Welcome to the Zhou Lab homepage!

We are part of the Computational Biology and Bioinformatics program in the Department of Biological Sciences at University of Southern California. We are also affiliated with Department of Computer Science.

Current Research Topics:

(1) Method development

We develop computational and statistical methods for the integrative analysis of diverse genomic sources, including transcriptomic data, epigenomic data, proteomic data, sequence data, and the text data. Our data integration efforts include horizontal integration (combining datasets of the same type, such as multiple gene expression datasets) and vertical integration (combining datasets of different types, such as DNA methylation and expression data).

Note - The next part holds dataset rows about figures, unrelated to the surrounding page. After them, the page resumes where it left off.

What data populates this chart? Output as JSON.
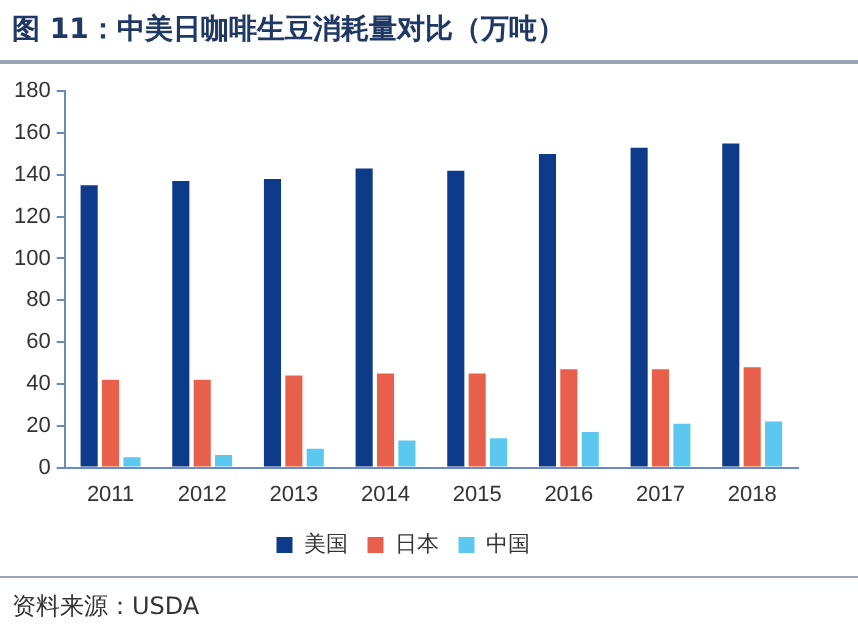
{
  "chart_data": {
    "type": "bar",
    "title": "图 11：中美日咖啡生豆消耗量对比（万吨）",
    "annotations": [
      "资料来源：USDA"
    ],
    "categories": [
      "2011",
      "2012",
      "2013",
      "2014",
      "2015",
      "2016",
      "2017",
      "2018"
    ],
    "series": [
      {
        "name": "美国",
        "color": "#0e3a8a",
        "values": [
          135,
          137,
          138,
          143,
          142,
          150,
          153,
          155
        ]
      },
      {
        "name": "日本",
        "color": "#e8604c",
        "values": [
          42,
          42,
          44,
          45,
          45,
          47,
          47,
          48
        ]
      },
      {
        "name": "中国",
        "color": "#5cc8f0",
        "values": [
          5,
          6,
          9,
          13,
          14,
          17,
          21,
          22
        ]
      }
    ],
    "ylim": [
      0,
      180
    ],
    "yticks": [
      0,
      20,
      40,
      60,
      80,
      100,
      120,
      140,
      160,
      180
    ],
    "grid": false,
    "legend": "bottom"
  }
}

Develop methods for the integrative analysis of public gene expression repositories: The rapid accumulation of gene expression data (microarray data and RNA-seq data) translates into an urgent need for methods that can effectively integrate data generated by different platforms. Continuing our previous effort, we have been developing novel methods to integrate and analyze public gene expression repositories (GEO, ArrayExpress, and SRA).

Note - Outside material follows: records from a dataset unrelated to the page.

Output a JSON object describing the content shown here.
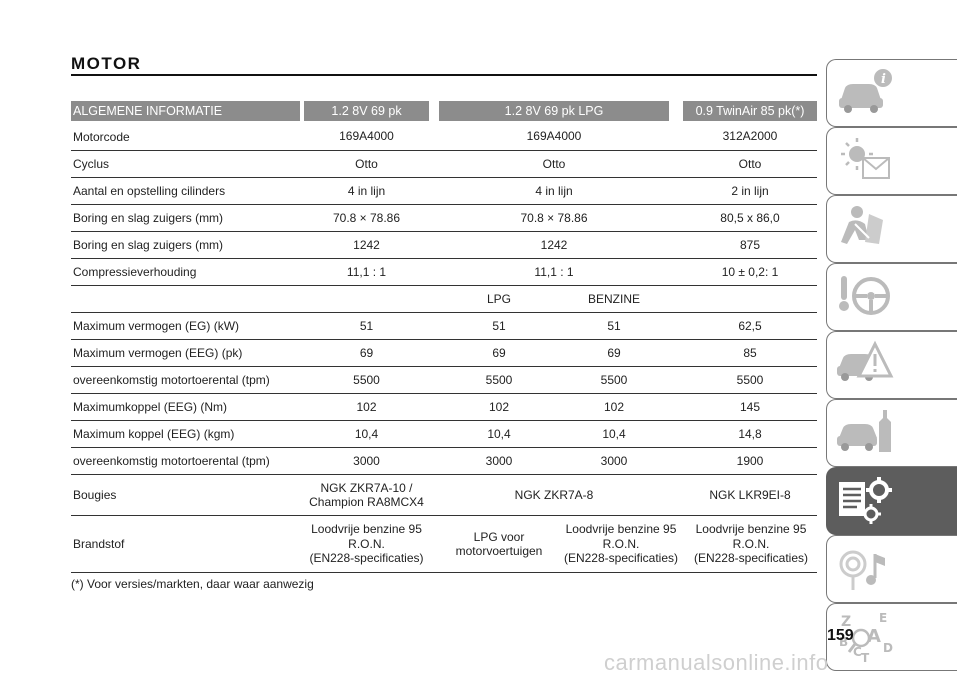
{
  "title": "MOTOR",
  "header": [
    "ALGEMENE INFORMATIE",
    "1.2 8V 69 pk",
    "1.2 8V 69 pk LPG",
    "0.9 TwinAir 85 pk(*)"
  ],
  "rows_a": [
    {
      "label": "Motorcode",
      "v1": "169A4000",
      "v2": "169A4000",
      "v3": "312A2000"
    },
    {
      "label": "Cyclus",
      "v1": "Otto",
      "v2": "Otto",
      "v3": "Otto"
    },
    {
      "label": "Aantal en opstelling cilinders",
      "v1": "4 in lijn",
      "v2": "4 in lijn",
      "v3": "2 in lijn"
    },
    {
      "label": "Boring en slag zuigers (mm)",
      "v1": "70.8 × 78.86",
      "v2": "70.8 × 78.86",
      "v3": "80,5 x 86,0"
    },
    {
      "label": "Boring en slag zuigers (mm)",
      "v1": "1242",
      "v2": "1242",
      "v3": "875"
    },
    {
      "label": "Compressieverhouding",
      "v1": "11,1 : 1",
      "v2": "11,1 : 1",
      "v3": "10 ± 0,2: 1"
    }
  ],
  "fuel_split": {
    "lpg": "LPG",
    "benzine": "BENZINE"
  },
  "rows_b": [
    {
      "label": "Maximum vermogen (EG) (kW)",
      "v1": "51",
      "v2": "51",
      "v3": "51",
      "v4": "62,5"
    },
    {
      "label": "Maximum vermogen (EEG) (pk)",
      "v1": "69",
      "v2": "69",
      "v3": "69",
      "v4": "85"
    },
    {
      "label": "overeenkomstig motortoerental (tpm)",
      "v1": "5500",
      "v2": "5500",
      "v3": "5500",
      "v4": "5500"
    },
    {
      "label": "Maximumkoppel (EEG) (Nm)",
      "v1": "102",
      "v2": "102",
      "v3": "102",
      "v4": "145"
    },
    {
      "label": "Maximum koppel (EEG) (kgm)",
      "v1": "10,4",
      "v2": "10,4",
      "v3": "10,4",
      "v4": "14,8"
    },
    {
      "label": "overeenkomstig motortoerental (tpm)",
      "v1": "3000",
      "v2": "3000",
      "v3": "3000",
      "v4": "1900"
    }
  ],
  "bougies": {
    "label": "Bougies",
    "v1_line1": "NGK ZKR7A-10 /",
    "v1_line2": "Champion RA8MCX4",
    "v2": "NGK ZKR7A-8",
    "v3": "NGK LKR9EI-8"
  },
  "brandstof": {
    "label": "Brandstof",
    "v1": [
      "Loodvrije benzine 95",
      "R.O.N.",
      "(EN228-specificaties)"
    ],
    "v2": [
      "LPG voor",
      "motorvoertuigen"
    ],
    "v3": [
      "Loodvrije benzine 95",
      "R.O.N.",
      "(EN228-specificaties)"
    ],
    "v4": [
      "Loodvrije benzine 95",
      "R.O.N.",
      "(EN228-specificaties)"
    ]
  },
  "footnote": "(*) Voor versies/markten, daar waar aanwezig",
  "page_number": "159",
  "watermark": "carmanualsonline.info",
  "sidebar": {
    "icons": [
      "car-info-icon",
      "warning-lights-icon",
      "safety-icon",
      "steering-icon",
      "emergency-icon",
      "maintenance-icon",
      "technical-data-icon",
      "multimedia-icon",
      "index-icon"
    ],
    "letters": [
      "Z",
      "E",
      "A",
      "B",
      "C",
      "D",
      "T"
    ],
    "active_index": 6
  },
  "colors": {
    "header_bg": "#8c8c8c",
    "active_tab": "#5d5d5d",
    "rule": "#333333"
  }
}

Develop methods for the integrative analysis of multi-dimensional genomic data: Recent technology has made it possible to simultaneously perform multi-platform genomic profiling of biological samples, resulting in so-called multi-dimensional genomic data, defined as the genomic profiling of the same set of samples using multiple platforms (e.g. SNP, CNV, gene expression, DNA methylation). For example, the Cancer Genome Atlas (TCGA) project is generating multi-dimensional maps of the key genomic changes for ~2400 tumor samples. Such data provide unique opportunities to study the coordination between regulatory mechanisms on multiple levels, and the impact of this complexity on patient treatment and survival. With the rapid decline of sequencing costs, such data will soon accumulate rapidly. However, suitable analysis methods for multi-dimensional data are currently lacking. Existing tools are designed for one-dimensional or at most two-dimensional genomic data. We are developing novel methods for analyzing multi-dimensional datasets for effective information extraction and hypothesis testing.

Develop algorithms for network-based data mining: Although many methods are available for the analysis of a single network, few algorithms exist for mining patterns across many massive networks. We have been developing a series of algorithms to mine frequent patterns across many biological networks. Utilizing these algorithms, we perform large-scale functional annotation and regulatory network reconstruction for yeast, mouse, and human.

(2) Biological discovery

We have been applying the above developed methods to study particular biological systems, with models including aging, cancer, development, and autoimmune diseases.

(3) Software development:

We develop software for the integrative analysis of diverse data sets/types, including

Integrative Array Analyzer: This is the first software package to perform integrative analysis of cross-platform and cross-species microarray datasets.

Gene Aging Nexus: We are developing a web-based data mining platform Gene Aging Nexus freely accessible to the biogerontological-geriatric research community to query/analyze/visualize various aging-related genomic data sources, in particular, microarray data.